As part of its centennial year activities, the Department of Linguistics organized the first installment of its 2022 Linguistics Special Lecture Series (LSLS). Political anthropologist Dr. Gerald Roche (La Trobe University) was invited to discuss the circumstances that have encouraged people to react in a certain way to the issue of language oppression. Titled “Why we aren’t outraged by language oppression: A history,” the webinar was held on September 27, 2022 in cooperation with The Katig Collective.

Two questions provided the framework for Dr. Roche’s lecture: First, “if language oppression is an injustice, why do we need to be reminded to be outraged about it?” Second, “why do people often become the target of others’ outrage if they try to talk about language oppression and genocide together?”

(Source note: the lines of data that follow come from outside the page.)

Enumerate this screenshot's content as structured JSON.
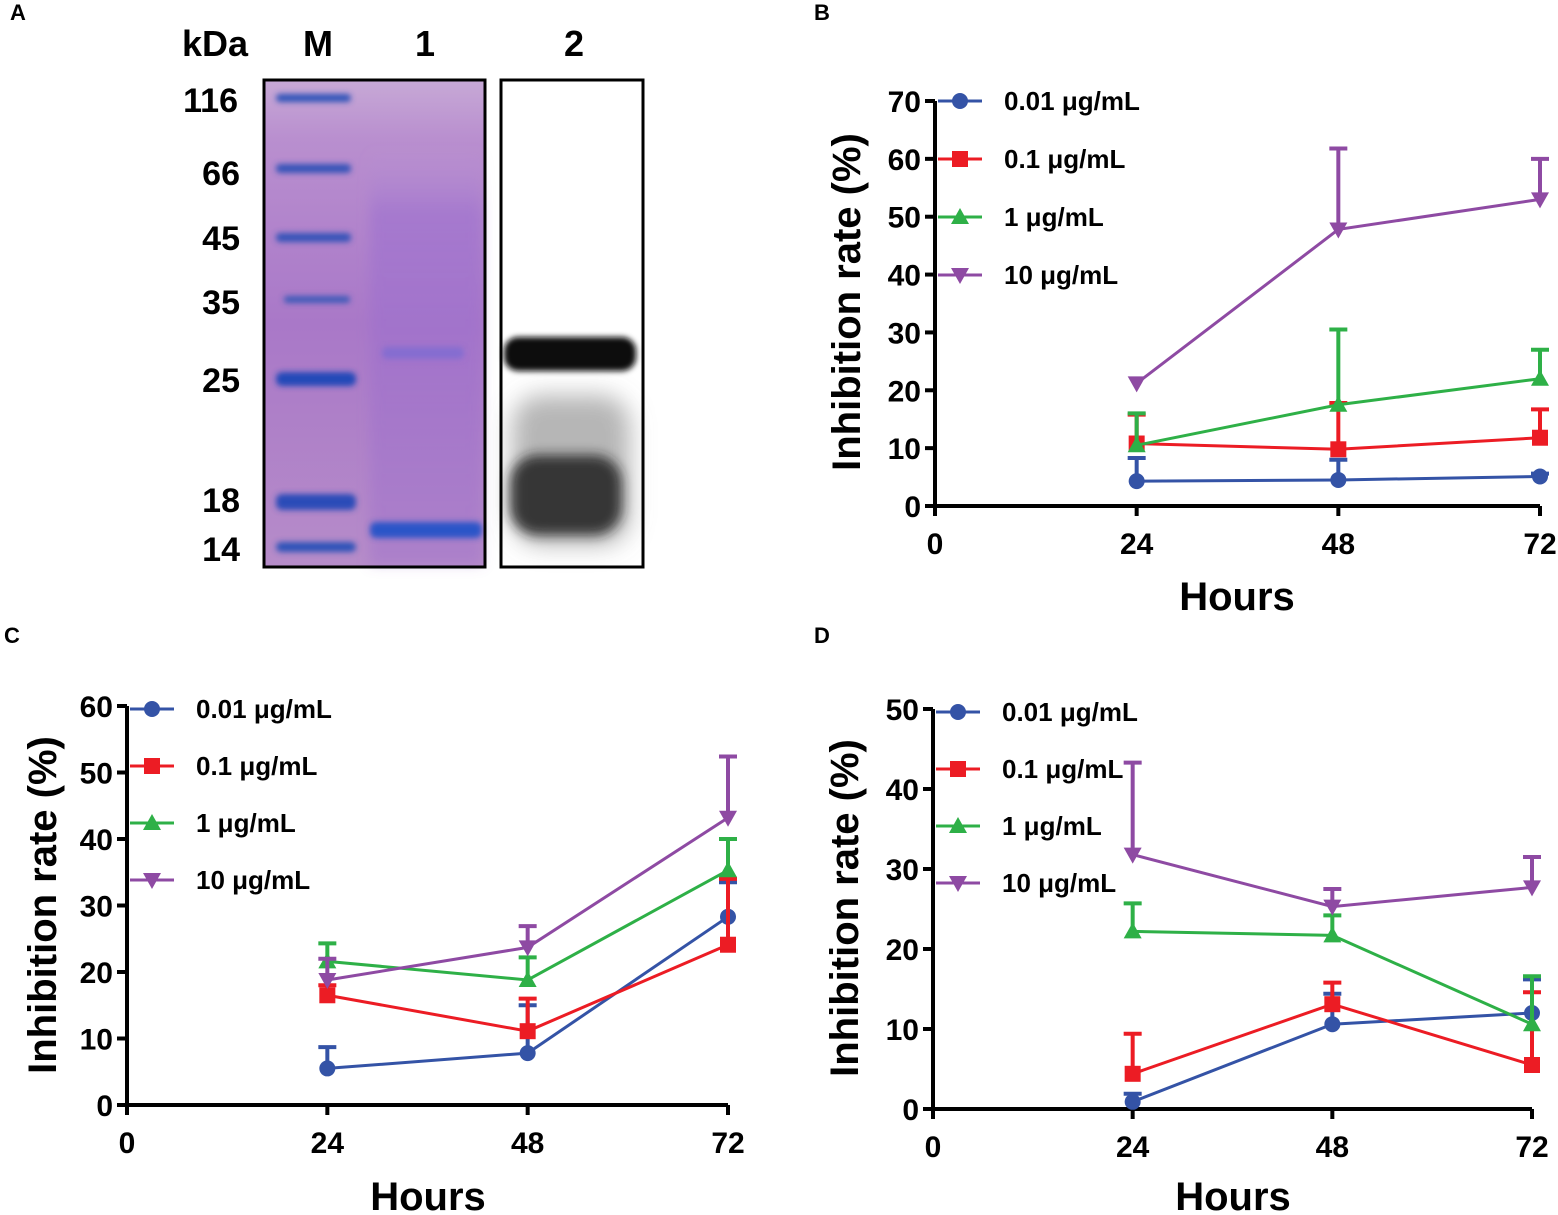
{
  "colors": {
    "series": [
      "#3453a6",
      "#ec1c24",
      "#2eb047",
      "#8e4aa3"
    ],
    "axis": "#000000"
  },
  "panel_labels": [
    "A",
    "B",
    "C",
    "D"
  ],
  "gel": {
    "unit_label": "kDa",
    "lane_labels": [
      "M",
      "1",
      "2"
    ],
    "marker_labels": [
      "116",
      "66",
      "45",
      "35",
      "25",
      "18",
      "14"
    ]
  },
  "chart_data": [
    {
      "panel": "B",
      "type": "line",
      "xlabel": "Hours",
      "ylabel": "Inhibition rate (%)",
      "xlim": [
        0,
        72
      ],
      "ylim": [
        0,
        70
      ],
      "xticks": [
        "0",
        "24",
        "48",
        "72"
      ],
      "yticks": [
        "0",
        "10",
        "20",
        "30",
        "40",
        "50",
        "60",
        "70"
      ],
      "x": [
        24,
        48,
        72
      ],
      "series": [
        {
          "name": "0.01 μg/mL",
          "marker": "circle",
          "values": [
            4.3,
            4.5,
            5.1
          ],
          "errors": [
            4.0,
            3.5,
            0.5
          ]
        },
        {
          "name": "0.1 μg/mL",
          "marker": "square",
          "values": [
            10.8,
            9.8,
            11.8
          ],
          "errors": [
            5.0,
            8.0,
            4.9
          ]
        },
        {
          "name": "1 μg/mL",
          "marker": "triangle-up",
          "values": [
            10.5,
            17.5,
            22.0
          ],
          "errors": [
            5.5,
            13.0,
            5.0
          ]
        },
        {
          "name": "10 μg/mL",
          "marker": "triangle-down",
          "values": [
            21.2,
            47.8,
            53.0
          ],
          "errors": [
            0.0,
            14.0,
            7.0
          ]
        }
      ]
    },
    {
      "panel": "C",
      "type": "line",
      "xlabel": "Hours",
      "ylabel": "Inhibition rate (%)",
      "xlim": [
        0,
        72
      ],
      "ylim": [
        0,
        60
      ],
      "xticks": [
        "0",
        "24",
        "48",
        "72"
      ],
      "yticks": [
        "0",
        "10",
        "20",
        "30",
        "40",
        "50",
        "60"
      ],
      "x": [
        24,
        48,
        72
      ],
      "series": [
        {
          "name": "0.01 μg/mL",
          "marker": "circle",
          "values": [
            5.5,
            7.8,
            28.3
          ],
          "errors": [
            3.2,
            7.2,
            5.2
          ]
        },
        {
          "name": "0.1 μg/mL",
          "marker": "square",
          "values": [
            16.5,
            11.1,
            24.1
          ],
          "errors": [
            1.5,
            4.9,
            9.9
          ]
        },
        {
          "name": "1 μg/mL",
          "marker": "triangle-up",
          "values": [
            21.6,
            18.8,
            35.3
          ],
          "errors": [
            2.7,
            3.4,
            4.7
          ]
        },
        {
          "name": "10 μg/mL",
          "marker": "triangle-down",
          "values": [
            18.8,
            23.7,
            43.2
          ],
          "errors": [
            3.2,
            3.2,
            9.2
          ]
        }
      ]
    },
    {
      "panel": "D",
      "type": "line",
      "xlabel": "Hours",
      "ylabel": "Inhibition rate (%)",
      "xlim": [
        0,
        72
      ],
      "ylim": [
        0,
        50
      ],
      "xticks": [
        "0",
        "24",
        "48",
        "72"
      ],
      "yticks": [
        "0",
        "10",
        "20",
        "30",
        "40",
        "50"
      ],
      "x": [
        24,
        48,
        72
      ],
      "series": [
        {
          "name": "0.01 μg/mL",
          "marker": "circle",
          "values": [
            0.9,
            10.6,
            12.0
          ],
          "errors": [
            1.0,
            3.8,
            4.2
          ]
        },
        {
          "name": "0.1 μg/mL",
          "marker": "square",
          "values": [
            4.4,
            13.1,
            5.5
          ],
          "errors": [
            5.0,
            2.7,
            9.1
          ]
        },
        {
          "name": "1 μg/mL",
          "marker": "triangle-up",
          "values": [
            22.2,
            21.7,
            10.6
          ],
          "errors": [
            3.5,
            2.5,
            6.0
          ]
        },
        {
          "name": "10 μg/mL",
          "marker": "triangle-down",
          "values": [
            31.8,
            25.3,
            27.7
          ],
          "errors": [
            11.5,
            2.2,
            3.8
          ]
        }
      ]
    }
  ]
}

Roche pointed out that while “we live in an age of anger,” public outrage often does not cover language oppression. Unlike climate change or gender equality issues which receive support from many social movements and organizations around the world, the discourse on language oppression seems to interest only small groups of people, and efforts directed towards promoting conversation on the topic are often individualized. He also borrowed the idea of “mood” from Jonathan Flatley’s article “How a revolutionary counter-mood is made” (2012) and explained that a shift in public mood is imperative in adjusting or realigning the general sentiment about the suppression of linguistic groups around the world. His main argument is as follows:

“A mood of outrage about language oppression—a generalized, public, global mood—is necessary to supporting language reclamation everywhere. If we’re going to turn around this global problem, we need a global mood of outrage. However, a number of historical events and the way that they are reproduced today through contemporary discourses have suppressed the emergence of that kind of political mood, and one such event is the formalization of the concept of genocide.

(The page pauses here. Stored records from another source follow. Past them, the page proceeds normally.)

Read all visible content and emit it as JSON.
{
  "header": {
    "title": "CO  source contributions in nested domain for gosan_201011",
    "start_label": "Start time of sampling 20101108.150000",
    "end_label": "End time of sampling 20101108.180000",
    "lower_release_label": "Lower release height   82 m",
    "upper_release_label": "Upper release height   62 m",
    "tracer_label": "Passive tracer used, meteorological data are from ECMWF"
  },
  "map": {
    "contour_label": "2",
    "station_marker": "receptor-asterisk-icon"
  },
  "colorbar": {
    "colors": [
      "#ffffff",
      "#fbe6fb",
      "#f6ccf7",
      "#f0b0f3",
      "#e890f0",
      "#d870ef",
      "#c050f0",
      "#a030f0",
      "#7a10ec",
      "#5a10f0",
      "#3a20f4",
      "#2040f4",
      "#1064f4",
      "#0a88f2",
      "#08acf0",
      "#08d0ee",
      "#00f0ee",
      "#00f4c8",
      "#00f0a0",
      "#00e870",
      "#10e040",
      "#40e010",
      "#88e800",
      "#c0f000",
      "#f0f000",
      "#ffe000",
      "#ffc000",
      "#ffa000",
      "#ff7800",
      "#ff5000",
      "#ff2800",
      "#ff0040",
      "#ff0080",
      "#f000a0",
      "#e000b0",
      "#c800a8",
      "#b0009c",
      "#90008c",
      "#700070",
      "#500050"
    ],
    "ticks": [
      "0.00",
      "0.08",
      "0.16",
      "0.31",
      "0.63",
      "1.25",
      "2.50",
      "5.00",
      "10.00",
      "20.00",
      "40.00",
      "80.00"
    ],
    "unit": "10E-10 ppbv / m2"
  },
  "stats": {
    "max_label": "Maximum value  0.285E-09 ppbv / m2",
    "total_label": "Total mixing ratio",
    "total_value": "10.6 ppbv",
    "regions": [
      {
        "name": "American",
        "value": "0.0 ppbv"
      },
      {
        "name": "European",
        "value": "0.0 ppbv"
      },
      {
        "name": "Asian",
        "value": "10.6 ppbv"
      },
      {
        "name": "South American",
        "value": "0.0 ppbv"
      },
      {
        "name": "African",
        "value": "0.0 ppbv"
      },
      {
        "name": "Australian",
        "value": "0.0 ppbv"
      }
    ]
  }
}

He expounded on his historical investigation and detailed how language was gradually removed from the Genocide Convention and the United Nation’s official definition of the term. He noted that, although the protection of linguistic groups was classified under the cultural genocide clause, several interventions, questioning, and delegitimization, as well as the political agenda of several influential nations prevailed and eliminated language from having a secured place in the Convention. This non-inclusion of the issue of language oppression as a condition that could lead to cultural genocide is among the significant global events that led to the disregard of the importance of safeguarding languages and speaking communities.

Dr. Roche’s presentation was followed by an open forum. One participant inquired if a call exists to include linguistic groups in the UN definition of genocide. Roche responded that while the UN text undergoes reinterpretation from time to time, there seems to be no effort to reintroduce the cultural clause. He commented that “there are all sorts of interesting things happening around language […] within the United Nations such as the International Decade of Indigenous Languages. But, in terms of recognizing the fundamental place that language oppression plays within genocide […], there is no discussion of that ever happening.”

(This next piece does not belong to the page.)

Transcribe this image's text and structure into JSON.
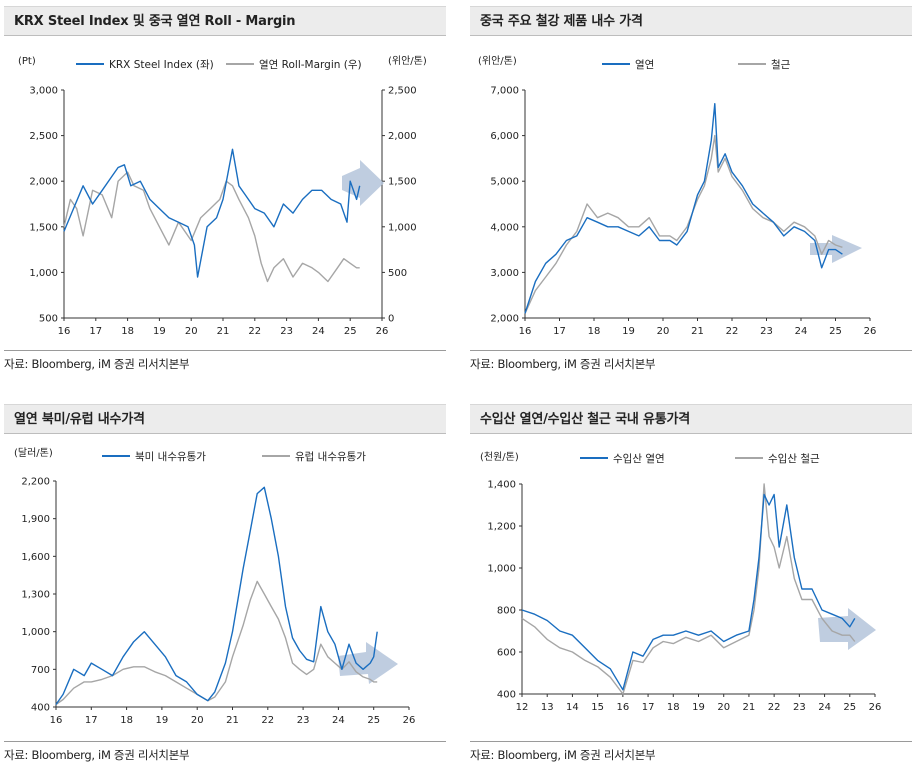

Other questions generated insights on the mismatch between the opinions of national leaders and the needs of linguistic communities, ideologically-motivated decision-making, contempt for linguistic diversity across time and space, and the declining situation of human and language rights defenders.

When asked if it is already too late for anything to be done, Roche replied that it is absolutely not too late. He ended by explaining that:

“So many languages spoken around the world today are in precarious situations, but they still have speakers; they still have population; they have intergenerational transmission that might be declining; or they still have speakers who know the language and can transmit it to other people. It’s really only too late when all the languages in the world have no speakers, no records […]. There is so much reason for hope in terms of the world’s languages. But the crucial thing to mobilizing, to capitalizing, on that hope is the generation of that political mood which enables people to not just act locally where they are to reclaim their languages and to do that massive, important, dangerous, risky, political work but also mobilizing solidarity with one another to recognize that what I do, you do, we do is all connected. That really needs that political mood to align everyone’s actions or understandings of what’s happening.”

The recording of the Roche’s LSLS talk “Why We Aren’t Outraged by Language Oppression: A History” can be viewed on the Department’s YouTube channel.